The Vampire Academy book series is a coming-of-age, action driven, “paranormal romance” fantasy. It is set in the present day against a hidden universe of vampires, half-humans, alchemy, and magic. The series centers on a strong, yet flawed, 17-year-old female who confronts her world with grit, determination, and lots of moxie. Rose Hathaway is a dhampir, half human/half vampire and guardian of the Moroi, a race of peaceful and magical mortal vampires who can walk in the daylight, survive by feeding off willing blood donors, grow old and die. Hidden deep in the forests of Montana is St. Vladimir’s Academy, where Moroi and dhampirs learn to take their place in Moroi society. Rose must master her inherited abilities as a dhampir and earn the approval of the Royal Council, as guardian to Princess Lissa, her best friend and sole heir of one of the twelve Royal families of Moroi. Rose and Lissa share a mysterious psychic bond and sense of destiny, but first they must survive an intense social scene, politics and the physical challenges of Moroi life at the Academy. Outside the sanctuary of St. Vladimir’s waits their greatest threat of all, the Strigoi, a race of bloodthirsty immortal vampires and predators of the Moroi.

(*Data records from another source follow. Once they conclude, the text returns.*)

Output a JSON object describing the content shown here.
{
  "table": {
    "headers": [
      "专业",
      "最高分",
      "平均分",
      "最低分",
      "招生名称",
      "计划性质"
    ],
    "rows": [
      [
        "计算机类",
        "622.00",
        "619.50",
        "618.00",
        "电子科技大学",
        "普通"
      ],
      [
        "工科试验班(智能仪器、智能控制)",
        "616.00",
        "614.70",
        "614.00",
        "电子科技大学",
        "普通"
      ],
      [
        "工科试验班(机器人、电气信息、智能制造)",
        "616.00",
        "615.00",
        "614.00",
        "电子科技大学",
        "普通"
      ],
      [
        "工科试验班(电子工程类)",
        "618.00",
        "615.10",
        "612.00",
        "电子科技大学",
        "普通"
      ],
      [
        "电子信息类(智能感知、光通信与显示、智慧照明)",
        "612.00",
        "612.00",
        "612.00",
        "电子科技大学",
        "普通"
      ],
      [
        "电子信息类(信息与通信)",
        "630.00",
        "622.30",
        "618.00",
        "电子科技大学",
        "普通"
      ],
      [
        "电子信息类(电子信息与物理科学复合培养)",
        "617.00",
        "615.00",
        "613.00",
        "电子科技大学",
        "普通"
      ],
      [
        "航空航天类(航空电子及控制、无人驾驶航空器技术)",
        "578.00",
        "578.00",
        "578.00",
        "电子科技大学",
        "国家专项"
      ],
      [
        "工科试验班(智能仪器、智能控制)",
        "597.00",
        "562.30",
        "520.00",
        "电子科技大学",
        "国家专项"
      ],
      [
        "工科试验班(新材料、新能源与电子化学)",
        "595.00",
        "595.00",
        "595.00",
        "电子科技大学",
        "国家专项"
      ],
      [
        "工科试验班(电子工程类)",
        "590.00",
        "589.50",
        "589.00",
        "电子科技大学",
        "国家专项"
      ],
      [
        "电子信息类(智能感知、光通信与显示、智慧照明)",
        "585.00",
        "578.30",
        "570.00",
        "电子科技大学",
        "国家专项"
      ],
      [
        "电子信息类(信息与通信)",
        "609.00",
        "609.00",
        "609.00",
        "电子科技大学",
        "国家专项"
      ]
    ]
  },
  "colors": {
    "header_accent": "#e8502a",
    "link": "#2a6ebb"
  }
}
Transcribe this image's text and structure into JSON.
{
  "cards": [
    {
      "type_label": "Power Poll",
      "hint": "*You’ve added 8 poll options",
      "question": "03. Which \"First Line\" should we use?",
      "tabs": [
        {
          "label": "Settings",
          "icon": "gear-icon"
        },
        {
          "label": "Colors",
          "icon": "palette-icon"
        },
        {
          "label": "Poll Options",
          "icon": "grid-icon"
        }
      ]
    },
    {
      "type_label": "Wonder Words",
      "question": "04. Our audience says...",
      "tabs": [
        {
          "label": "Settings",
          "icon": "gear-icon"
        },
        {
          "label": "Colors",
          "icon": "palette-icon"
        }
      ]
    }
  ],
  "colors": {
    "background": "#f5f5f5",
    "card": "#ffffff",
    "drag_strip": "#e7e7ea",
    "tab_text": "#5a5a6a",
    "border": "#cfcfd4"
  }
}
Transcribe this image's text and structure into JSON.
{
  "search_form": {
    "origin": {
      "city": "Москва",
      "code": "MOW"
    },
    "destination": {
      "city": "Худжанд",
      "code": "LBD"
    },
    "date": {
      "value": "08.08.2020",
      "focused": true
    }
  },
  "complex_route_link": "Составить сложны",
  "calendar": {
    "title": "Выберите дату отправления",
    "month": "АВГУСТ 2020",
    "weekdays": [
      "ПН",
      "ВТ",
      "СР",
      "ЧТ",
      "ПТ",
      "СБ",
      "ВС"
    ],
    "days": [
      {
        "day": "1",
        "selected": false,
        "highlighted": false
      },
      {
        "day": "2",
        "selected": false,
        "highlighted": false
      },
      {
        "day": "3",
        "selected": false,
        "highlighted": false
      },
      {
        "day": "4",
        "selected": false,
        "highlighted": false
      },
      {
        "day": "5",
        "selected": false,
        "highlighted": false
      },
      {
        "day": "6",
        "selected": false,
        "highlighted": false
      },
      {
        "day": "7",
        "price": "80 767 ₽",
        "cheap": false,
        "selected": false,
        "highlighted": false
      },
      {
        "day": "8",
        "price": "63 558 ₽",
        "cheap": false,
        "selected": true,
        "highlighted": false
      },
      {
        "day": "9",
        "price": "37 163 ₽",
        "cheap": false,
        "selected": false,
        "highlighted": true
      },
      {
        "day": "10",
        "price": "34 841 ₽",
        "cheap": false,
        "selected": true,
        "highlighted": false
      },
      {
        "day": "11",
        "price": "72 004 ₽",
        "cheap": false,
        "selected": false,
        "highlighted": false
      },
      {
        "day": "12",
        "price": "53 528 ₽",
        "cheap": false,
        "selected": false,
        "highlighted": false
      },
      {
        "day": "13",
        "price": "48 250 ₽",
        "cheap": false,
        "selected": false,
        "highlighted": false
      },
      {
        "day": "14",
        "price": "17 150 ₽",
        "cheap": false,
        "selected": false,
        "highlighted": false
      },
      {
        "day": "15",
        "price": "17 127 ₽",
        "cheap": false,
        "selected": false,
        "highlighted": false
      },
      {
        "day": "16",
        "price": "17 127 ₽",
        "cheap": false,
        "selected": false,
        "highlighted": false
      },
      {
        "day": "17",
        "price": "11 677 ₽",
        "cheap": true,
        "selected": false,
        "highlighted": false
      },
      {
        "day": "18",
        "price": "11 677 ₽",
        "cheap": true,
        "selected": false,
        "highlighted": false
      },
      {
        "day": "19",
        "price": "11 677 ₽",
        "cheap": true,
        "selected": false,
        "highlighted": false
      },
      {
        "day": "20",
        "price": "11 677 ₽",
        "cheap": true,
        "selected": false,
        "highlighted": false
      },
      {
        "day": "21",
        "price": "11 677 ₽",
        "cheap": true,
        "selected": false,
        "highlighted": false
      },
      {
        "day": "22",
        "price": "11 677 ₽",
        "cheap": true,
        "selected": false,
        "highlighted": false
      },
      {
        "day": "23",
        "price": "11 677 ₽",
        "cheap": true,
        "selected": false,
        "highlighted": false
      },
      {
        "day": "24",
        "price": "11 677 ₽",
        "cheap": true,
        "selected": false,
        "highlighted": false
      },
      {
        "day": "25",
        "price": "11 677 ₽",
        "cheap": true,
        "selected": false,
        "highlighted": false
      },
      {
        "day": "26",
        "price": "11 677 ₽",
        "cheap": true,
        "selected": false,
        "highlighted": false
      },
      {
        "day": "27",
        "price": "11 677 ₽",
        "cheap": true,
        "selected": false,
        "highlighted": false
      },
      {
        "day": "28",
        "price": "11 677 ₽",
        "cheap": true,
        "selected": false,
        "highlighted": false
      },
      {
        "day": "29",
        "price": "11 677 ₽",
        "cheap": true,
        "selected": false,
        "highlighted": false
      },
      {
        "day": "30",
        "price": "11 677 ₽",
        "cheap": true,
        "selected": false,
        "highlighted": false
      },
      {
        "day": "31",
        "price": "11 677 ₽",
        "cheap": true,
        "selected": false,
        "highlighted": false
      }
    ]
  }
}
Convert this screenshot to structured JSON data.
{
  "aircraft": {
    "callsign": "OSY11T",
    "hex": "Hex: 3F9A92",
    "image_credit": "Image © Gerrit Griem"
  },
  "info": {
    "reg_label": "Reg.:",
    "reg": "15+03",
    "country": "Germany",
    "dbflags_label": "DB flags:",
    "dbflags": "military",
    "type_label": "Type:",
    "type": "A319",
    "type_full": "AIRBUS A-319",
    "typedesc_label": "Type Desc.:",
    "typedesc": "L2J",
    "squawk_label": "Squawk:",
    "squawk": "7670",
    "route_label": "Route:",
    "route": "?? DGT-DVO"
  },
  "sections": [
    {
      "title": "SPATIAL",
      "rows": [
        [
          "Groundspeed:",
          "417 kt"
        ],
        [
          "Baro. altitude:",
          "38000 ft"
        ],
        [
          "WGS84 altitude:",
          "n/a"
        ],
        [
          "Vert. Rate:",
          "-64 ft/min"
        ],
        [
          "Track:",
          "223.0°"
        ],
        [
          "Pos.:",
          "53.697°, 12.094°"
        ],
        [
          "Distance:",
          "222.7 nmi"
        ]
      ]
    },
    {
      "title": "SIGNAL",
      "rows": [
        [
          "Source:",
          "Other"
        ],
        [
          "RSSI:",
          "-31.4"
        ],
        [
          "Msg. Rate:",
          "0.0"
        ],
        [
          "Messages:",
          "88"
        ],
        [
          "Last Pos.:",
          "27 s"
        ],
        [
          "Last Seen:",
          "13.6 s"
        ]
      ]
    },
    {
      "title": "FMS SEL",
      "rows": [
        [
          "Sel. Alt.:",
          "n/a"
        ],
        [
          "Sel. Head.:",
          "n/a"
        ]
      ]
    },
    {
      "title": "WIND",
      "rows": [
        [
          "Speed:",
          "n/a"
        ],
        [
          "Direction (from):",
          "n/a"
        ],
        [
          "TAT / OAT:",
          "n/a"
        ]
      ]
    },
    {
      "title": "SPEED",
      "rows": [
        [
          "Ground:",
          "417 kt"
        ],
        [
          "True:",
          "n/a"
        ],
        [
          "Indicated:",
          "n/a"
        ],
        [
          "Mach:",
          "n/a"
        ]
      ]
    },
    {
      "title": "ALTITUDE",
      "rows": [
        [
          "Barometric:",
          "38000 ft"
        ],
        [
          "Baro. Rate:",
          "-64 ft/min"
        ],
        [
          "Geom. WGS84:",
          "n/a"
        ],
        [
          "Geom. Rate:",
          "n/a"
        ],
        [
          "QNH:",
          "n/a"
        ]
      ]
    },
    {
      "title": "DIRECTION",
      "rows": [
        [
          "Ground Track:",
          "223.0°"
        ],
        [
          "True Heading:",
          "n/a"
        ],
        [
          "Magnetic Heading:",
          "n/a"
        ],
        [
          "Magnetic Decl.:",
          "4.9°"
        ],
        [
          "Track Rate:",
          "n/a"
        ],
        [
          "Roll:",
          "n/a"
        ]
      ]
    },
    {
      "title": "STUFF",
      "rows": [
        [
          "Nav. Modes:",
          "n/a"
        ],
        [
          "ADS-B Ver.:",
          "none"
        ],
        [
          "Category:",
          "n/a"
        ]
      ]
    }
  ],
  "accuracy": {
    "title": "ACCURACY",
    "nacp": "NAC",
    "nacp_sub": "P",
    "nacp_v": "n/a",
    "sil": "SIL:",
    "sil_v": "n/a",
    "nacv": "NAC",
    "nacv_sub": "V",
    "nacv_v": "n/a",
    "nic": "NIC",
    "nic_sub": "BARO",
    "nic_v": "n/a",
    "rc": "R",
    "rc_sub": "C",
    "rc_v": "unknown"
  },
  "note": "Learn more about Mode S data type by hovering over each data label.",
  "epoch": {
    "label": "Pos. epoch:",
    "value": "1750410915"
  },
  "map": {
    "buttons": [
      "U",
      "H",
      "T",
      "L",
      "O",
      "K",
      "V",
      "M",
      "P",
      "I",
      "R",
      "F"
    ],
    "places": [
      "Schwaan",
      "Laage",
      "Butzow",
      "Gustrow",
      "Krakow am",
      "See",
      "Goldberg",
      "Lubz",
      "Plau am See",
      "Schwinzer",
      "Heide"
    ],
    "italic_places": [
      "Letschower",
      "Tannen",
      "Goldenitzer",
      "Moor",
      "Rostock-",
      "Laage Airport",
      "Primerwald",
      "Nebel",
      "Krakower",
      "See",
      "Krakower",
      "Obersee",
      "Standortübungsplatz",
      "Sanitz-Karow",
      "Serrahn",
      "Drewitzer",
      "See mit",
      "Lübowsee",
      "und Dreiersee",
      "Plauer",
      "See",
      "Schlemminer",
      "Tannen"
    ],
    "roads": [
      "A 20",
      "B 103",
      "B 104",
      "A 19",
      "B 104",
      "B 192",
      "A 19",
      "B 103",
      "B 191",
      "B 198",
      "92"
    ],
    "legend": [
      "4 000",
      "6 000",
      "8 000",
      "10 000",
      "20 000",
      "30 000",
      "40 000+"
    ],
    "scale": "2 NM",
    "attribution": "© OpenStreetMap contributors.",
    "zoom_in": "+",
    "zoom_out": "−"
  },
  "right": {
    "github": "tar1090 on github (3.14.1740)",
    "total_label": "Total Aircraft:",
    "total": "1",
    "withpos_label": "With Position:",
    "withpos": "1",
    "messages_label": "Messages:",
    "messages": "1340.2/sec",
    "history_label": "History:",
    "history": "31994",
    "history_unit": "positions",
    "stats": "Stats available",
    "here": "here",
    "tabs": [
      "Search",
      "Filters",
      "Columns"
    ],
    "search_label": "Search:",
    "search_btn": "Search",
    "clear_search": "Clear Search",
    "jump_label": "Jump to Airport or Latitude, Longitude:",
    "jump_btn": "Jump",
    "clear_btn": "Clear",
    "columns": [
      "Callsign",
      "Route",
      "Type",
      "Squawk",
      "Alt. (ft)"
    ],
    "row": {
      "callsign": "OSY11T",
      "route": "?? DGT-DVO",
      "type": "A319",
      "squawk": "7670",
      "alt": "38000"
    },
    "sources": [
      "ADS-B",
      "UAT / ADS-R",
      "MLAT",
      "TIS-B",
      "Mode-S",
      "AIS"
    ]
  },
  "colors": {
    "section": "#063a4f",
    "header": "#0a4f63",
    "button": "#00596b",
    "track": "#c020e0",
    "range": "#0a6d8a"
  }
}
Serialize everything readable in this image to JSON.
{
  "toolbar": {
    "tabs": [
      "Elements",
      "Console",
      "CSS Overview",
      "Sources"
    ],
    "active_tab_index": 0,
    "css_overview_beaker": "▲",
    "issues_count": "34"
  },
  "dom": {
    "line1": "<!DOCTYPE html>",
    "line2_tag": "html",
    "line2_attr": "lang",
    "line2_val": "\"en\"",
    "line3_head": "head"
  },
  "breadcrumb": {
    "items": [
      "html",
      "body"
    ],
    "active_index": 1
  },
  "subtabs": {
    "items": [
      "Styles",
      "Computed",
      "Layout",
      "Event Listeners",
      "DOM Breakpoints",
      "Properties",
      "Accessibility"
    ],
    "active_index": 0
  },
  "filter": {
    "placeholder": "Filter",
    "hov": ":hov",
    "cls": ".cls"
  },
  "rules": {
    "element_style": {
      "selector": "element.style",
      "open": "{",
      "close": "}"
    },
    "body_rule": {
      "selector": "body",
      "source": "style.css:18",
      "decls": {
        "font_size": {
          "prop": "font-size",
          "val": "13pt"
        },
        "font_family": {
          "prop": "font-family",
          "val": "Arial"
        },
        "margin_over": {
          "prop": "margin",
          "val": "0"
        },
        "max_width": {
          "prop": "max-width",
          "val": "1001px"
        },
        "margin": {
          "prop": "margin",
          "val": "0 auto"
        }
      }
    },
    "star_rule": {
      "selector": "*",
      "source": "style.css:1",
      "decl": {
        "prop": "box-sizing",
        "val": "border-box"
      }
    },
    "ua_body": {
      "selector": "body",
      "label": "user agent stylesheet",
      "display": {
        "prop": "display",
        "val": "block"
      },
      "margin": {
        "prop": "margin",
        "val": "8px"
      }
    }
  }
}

And the latest in a recently long line of sci-fi shorts being snapped up by Hollywood to be adapted into a feature adaptation will be writer/director Kasra Farahani’s Noon. Farahani, who worked as a concept artist on blockbuster movies such as Thor and Star Trek Into Darkness, debuted the rather impressive short film (which is actually a full 12 minute scene from what he hoped would turn into a full length feature film) on Vimeo last year, and it immediately got quite a bit of attention, culminating in the recent news that Chernin Entertainment (who are currently producing both Josef Kosinski’s Oblivion and Dawn of the Planet of the Apes)  has now picked it up for development with Farhani set to direct.

NOON is a scene from a completed feature screenplay. The short sets up the world’s unique premise and introduces our protagonist, Gray, a “coyote” numbed to the cruelty of the world and his part in it. We watch Gray struggle to salvage what humanity still exists within him when profit is pitted against morality.